Anti-KC Autoantibody:KC Complexes Cause Severe Lung Inflammation in Mice Via IgG Receptors

Agnieszka Krupa1, Maria J Walencka1, Vivek Shrivastava2, Tameka Loyd1, Rafal Fudala1, Charles W Frevert3, Thomas R Martin4, and Anna K Kurdowska1*

1 Department of Biochemistry, University of Texas Health Center, Tyler, Texas, USA, 2 Sheffield University, Cardiovascular Research Group, Division of Clinical Sciences (North), Sheffield, United Kingdom, 3 Harborview Medical Center, Section of Pulmonary and Critical Care Medicine, Seattle, Washington, USA, 4 Harborview Medical Center, Section of Pulmonary and Critical Care Medicine, Seattle, Washington, USA; Seattle VA Medical Center, Medical Research Service, Seattle, Washington, USA

* To whom correspondence should be addressed. E-mail: anna.kurdowska{at}uthct.edu.
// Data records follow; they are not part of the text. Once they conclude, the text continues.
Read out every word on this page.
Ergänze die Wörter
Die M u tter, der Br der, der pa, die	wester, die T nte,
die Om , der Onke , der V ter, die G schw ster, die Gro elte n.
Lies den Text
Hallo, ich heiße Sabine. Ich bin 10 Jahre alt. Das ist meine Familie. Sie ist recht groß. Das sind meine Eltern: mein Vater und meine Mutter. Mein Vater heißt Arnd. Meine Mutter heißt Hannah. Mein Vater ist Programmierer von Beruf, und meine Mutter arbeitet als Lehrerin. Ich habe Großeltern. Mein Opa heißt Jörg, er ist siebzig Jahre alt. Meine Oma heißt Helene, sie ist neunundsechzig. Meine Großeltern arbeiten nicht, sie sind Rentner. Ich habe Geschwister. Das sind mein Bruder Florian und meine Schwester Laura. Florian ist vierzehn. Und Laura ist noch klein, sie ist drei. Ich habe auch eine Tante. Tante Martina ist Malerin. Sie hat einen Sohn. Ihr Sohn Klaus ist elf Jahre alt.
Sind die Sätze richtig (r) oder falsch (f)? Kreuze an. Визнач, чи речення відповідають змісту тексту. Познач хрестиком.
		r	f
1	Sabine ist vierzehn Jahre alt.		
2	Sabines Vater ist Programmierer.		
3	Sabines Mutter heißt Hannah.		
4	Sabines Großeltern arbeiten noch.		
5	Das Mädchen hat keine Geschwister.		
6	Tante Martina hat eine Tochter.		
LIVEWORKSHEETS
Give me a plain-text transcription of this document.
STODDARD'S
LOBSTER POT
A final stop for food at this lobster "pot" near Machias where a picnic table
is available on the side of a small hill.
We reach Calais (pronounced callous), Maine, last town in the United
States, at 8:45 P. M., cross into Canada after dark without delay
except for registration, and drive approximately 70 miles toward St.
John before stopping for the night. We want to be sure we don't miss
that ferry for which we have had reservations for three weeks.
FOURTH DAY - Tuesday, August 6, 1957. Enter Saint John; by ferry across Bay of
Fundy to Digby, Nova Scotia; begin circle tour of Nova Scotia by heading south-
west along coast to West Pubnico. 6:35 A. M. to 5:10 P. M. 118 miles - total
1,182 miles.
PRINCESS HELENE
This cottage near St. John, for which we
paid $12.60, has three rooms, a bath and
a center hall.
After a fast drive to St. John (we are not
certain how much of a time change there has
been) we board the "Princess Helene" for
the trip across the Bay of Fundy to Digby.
We have shown previously that high concentrations of IL-8 associated with anti-IL-8 autoantibodies (anti-IL-8:IL-8 complexes) are present in lung fluids from patients with the acute respiratory distress syndrome (ARDS), and correlate both with the development and outcome of ARDS. We also detected deposition of these complexes in lung tissues from ARDS patients but not in control tissues. Moreover, we determined that IgG receptors (Fc{gamma}Rs) mediate activity of anti-IL-8:IL-8 complexes. In the current study we generated anti-KC autoantibody:KC immune complexes (KC - functional IL-8) in lungs of mice to develop a mouse model of autoimmune complex - induced lung inflammation. Both wild type (WT) and {gamma}-chain deficient mice that lack receptors for immune complexes (Fc{gamma}Rs) were studied. First, the mice were immunized with KC to induce anti-KC autoantibodies. Then, KC was administered intratracheally to generate anti-KC:KC complexes in the lung. Presence of anti-KC:KC complexes was associated with development of severe pulmonary inflammation that was, however, dramatically suppressed in {gamma}-chain deficient mice. Secondly, because sepsis is considered the major risk factor for development of ARDS, we evaluated LPS treated WT as well as {gamma}-chain deficient mice for the presence of anti-KC:KC complexes and pulmonary inflammatory responses. We detected complexes between anti-KC autoantibodies and KC in lung lavages and tissues of mice treated with LPS. Moreover, {gamma}-chain deficient mice that lack receptors for immune complexes were protected from LPS - induced pulmonary inflammation. Our results suggest that immune complexes containing autoantibodies contribute to development of lung inflammation in LPS-treated mice.